In the context of insurance law in Washington, the term “bad faith” refers to the unfair or deceptive tactics used by insurance companies during the dispute process. Bad faith tactics can include failing to properly investigate a claim, attempting to deny or delay payment of a claim without good cause, and/or using any means of harassment or coercion when dealing with a claimant. When an insurance company engages in bad faith behavior, the insured (the person making the claim) may be able to recover damages from the insurer. The concept of bad faith is rooted in the fiduciary duty of an insurer to act in the best interest of its insureds. Under this duty, insurance companies are required to act in good faith when dealing with a claim. This means they must thoroughly investigate the claim and be honest, transparent, and fair when communicating with the claimant.
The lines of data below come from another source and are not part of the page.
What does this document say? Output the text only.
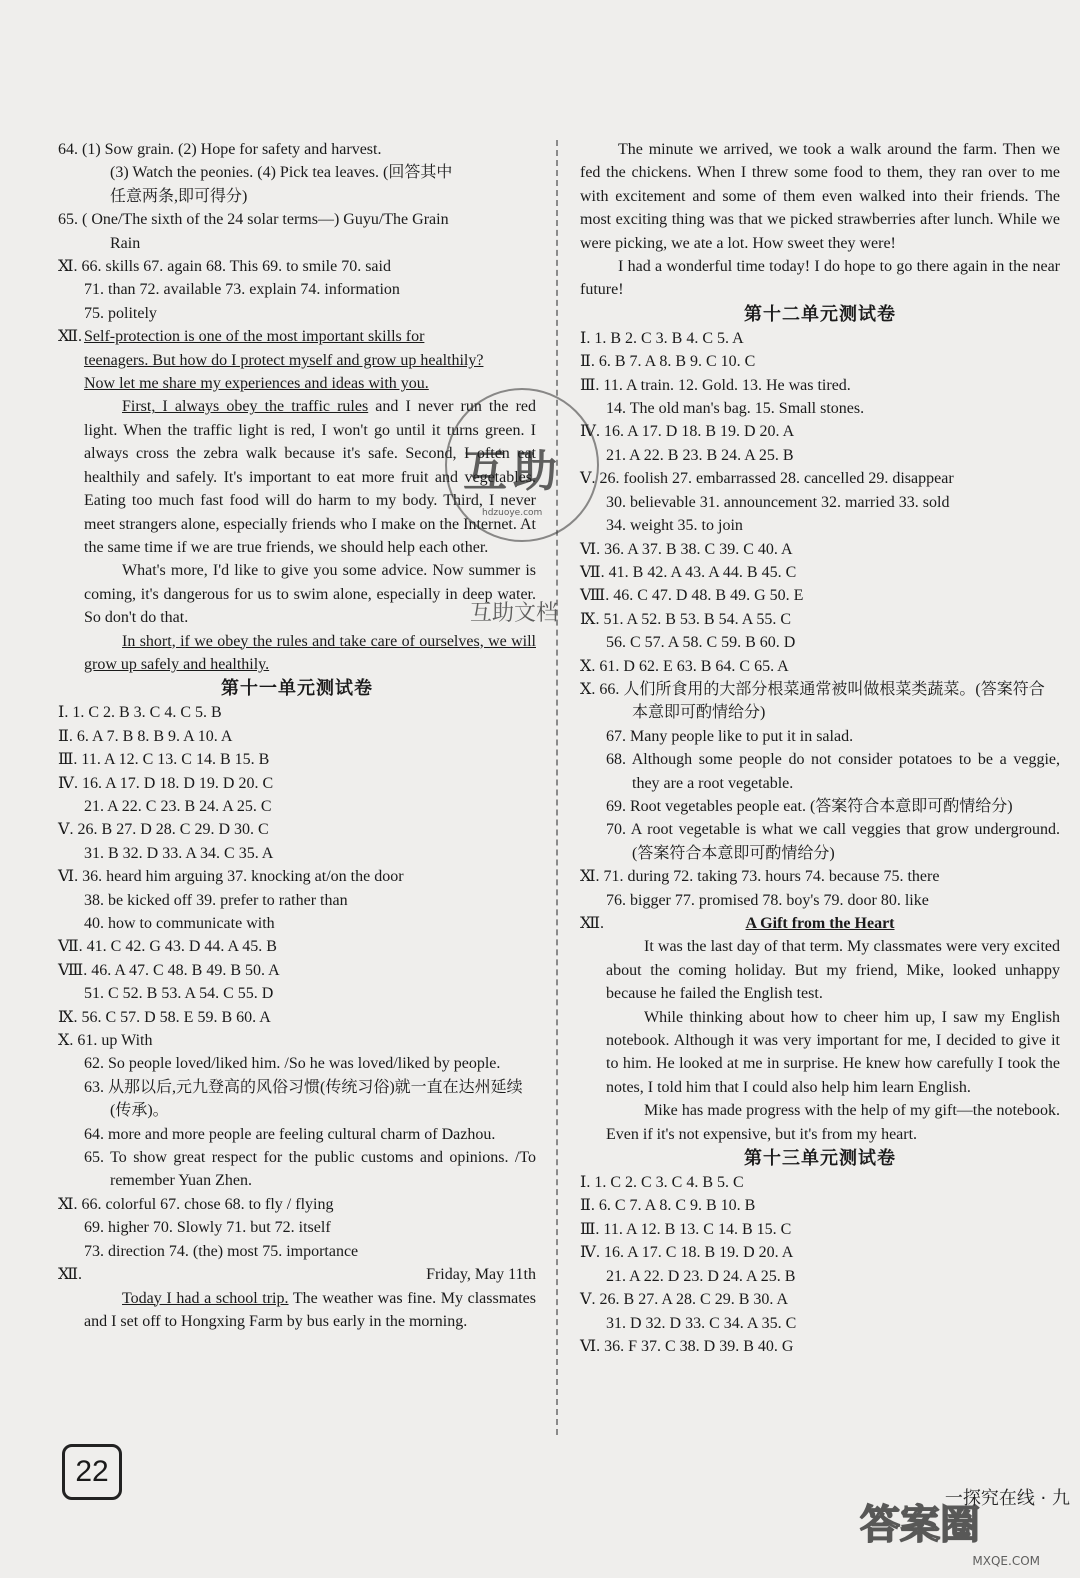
64. (1) Sow grain. (2) Hope for safety and harvest.
(3) Watch the peonies. (4) Pick tea leaves. (回答其中
任意两条,即可得分)
65. ( One/The sixth of the 24 solar terms—) Guyu/The Grain
Rain
Ⅺ. 66. skills 67. again 68. This 69. to smile 70. said
71. than 72. available 73. explain 74. information
75. politely
Ⅻ. Self-protection is one of the most important skills for
teenagers. But how do I protect myself and grow up healthily? Now let me share my experiences and ideas with you.
First, I always obey the traffic rules and I never run the red light. When the traffic light is red, I won't go until it turns green. I always cross the zebra walk because it's safe. Second, I often eat healthily and safely. It's important to eat more fruit and vegetables. Eating too much fast food will do harm to my body. Third, I never meet strangers alone, especially friends who I make on the Internet. At the same time if we are true friends, we should help each other.
What's more, I'd like to give you some advice. Now summer is coming, it's dangerous for us to swim alone, especially in deep water. So don't do that.
In short, if we obey the rules and take care of ourselves, we will grow up safely and healthily.
第十一单元测试卷
Ⅰ. 1. C 2. B 3. C 4. C 5. B
Ⅱ. 6. A 7. B 8. B 9. A 10. A
Ⅲ. 11. A 12. C 13. C 14. B 15. B
Ⅳ. 16. A 17. D 18. D 19. D 20. C
21. A 22. C 23. B 24. A 25. C
Ⅴ. 26. B 27. D 28. C 29. D 30. C
31. B 32. D 33. A 34. C 35. A
Ⅵ. 36. heard him arguing 37. knocking at/on the door
38. be kicked off 39. prefer to rather than
40. how to communicate with
Ⅶ. 41. C 42. G 43. D 44. A 45. B
Ⅷ. 46. A 47. C 48. B 49. B 50. A
51. C 52. B 53. A 54. C 55. D
Ⅸ. 56. C 57. D 58. E 59. B 60. A
Ⅹ. 61. up With
62. So people loved/liked him. /So he was loved/liked by people.
63. 从那以后,元九登高的风俗习惯(传统习俗)就一直在达州延续(传承)。
64. more and more people are feeling cultural charm of Dazhou.
65. To show great respect for the public customs and opinions. /To remember Yuan Zhen.
Ⅺ. 66. colorful 67. chose 68. to fly / flying
69. higher 70. Slowly 71. but 72. itself
73. direction 74. (the) most 75. importance
Ⅻ.	Friday, May 11th
Today I had a school trip. The weather was fine. My classmates and I set off to Hongxing Farm by bus early in the morning.
The minute we arrived, we took a walk around the farm. Then we fed the chickens. When I threw some food to them, they ran over to me with excitement and some of them even walked into their friends. The most exciting thing was that we picked strawberries after lunch. While we were picking, we ate a lot. How sweet they were!
I had a wonderful time today! I do hope to go there again in the near future!
第十二单元测试卷
Ⅰ. 1. B 2. C 3. B 4. C 5. A
Ⅱ. 6. B 7. A 8. B 9. C 10. C
Ⅲ. 11. A train. 12. Gold. 13. He was tired.
14. The old man's bag. 15. Small stones.
Ⅳ. 16. A 17. D 18. B 19. D 20. A
21. A 22. B 23. B 24. A 25. B
Ⅴ. 26. foolish 27. embarrassed 28. cancelled 29. disappear
30. believable 31. announcement 32. married 33. sold
34. weight 35. to join
Ⅵ. 36. A 37. B 38. C 39. C 40. A
Ⅶ. 41. B 42. A 43. A 44. B 45. C
Ⅷ. 46. C 47. D 48. B 49. G 50. E
Ⅸ. 51. A 52. B 53. B 54. A 55. C
56. C 57. A 58. C 59. B 60. D
Ⅹ. 61. D 62. E 63. B 64. C 65. A
Ⅹ. 66. 人们所食用的大部分根菜通常被叫做根菜类蔬菜。(答案符合本意即可酌情给分)
67. Many people like to put it in salad.
68. Although some people do not consider potatoes to be a veggie, they are a root vegetable.
69. Root vegetables people eat. (答案符合本意即可酌情给分)
70. A root vegetable is what we call veggies that grow underground. (答案符合本意即可酌情给分)
Ⅺ. 71. during 72. taking 73. hours 74. because 75. there
76. bigger 77. promised 78. boy's 79. door 80. like
Ⅻ.	A Gift from the Heart
It was the last day of that term. My classmates were very excited about the coming holiday. But my friend, Mike, looked unhappy because he failed the English test.
While thinking about how to cheer him up, I saw my English notebook. Although it was very important for me, I decided to give it to him. He looked at me in surprise. He knew how carefully I took the notes, I told him that I could also help him learn English.
Mike has made progress with the help of my gift—the notebook. Even if it's not expensive, but it's from my heart.
第十三单元测试卷
Ⅰ. 1. C 2. C 3. C 4. B 5. C
Ⅱ. 6. C 7. A 8. C 9. B 10. B
Ⅲ. 11. A 12. B 13. C 14. B 15. C
Ⅳ. 16. A 17. C 18. B 19. D 20. A
21. A 22. D 23. D 24. A 25. B
Ⅴ. 26. B 27. A 28. C 29. B 30. A
31. D 32. D 33. C 34. A 35. C
Ⅵ. 36. F 37. C 38. D 39. B 40. G
互助
hdzuoye.com
互助文档
22
一探究在线 · 九
答案圈
MXQE.COM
If they fail to meet these high standards, they may be liable for bad faith. Bad faith claims can be difficult to prove, however. To win a bad faith dispute the claimant must be able to demonstrate that the insurer acted unreasonably and without good cause. The claimant may also need to show that the insurer had knowledge of the facts in the case, but still engaged in bad faith practices. If successful in a bad faith action, the claimant may be able to recover damages such as emotional distress, attorney fees, and punitive damages.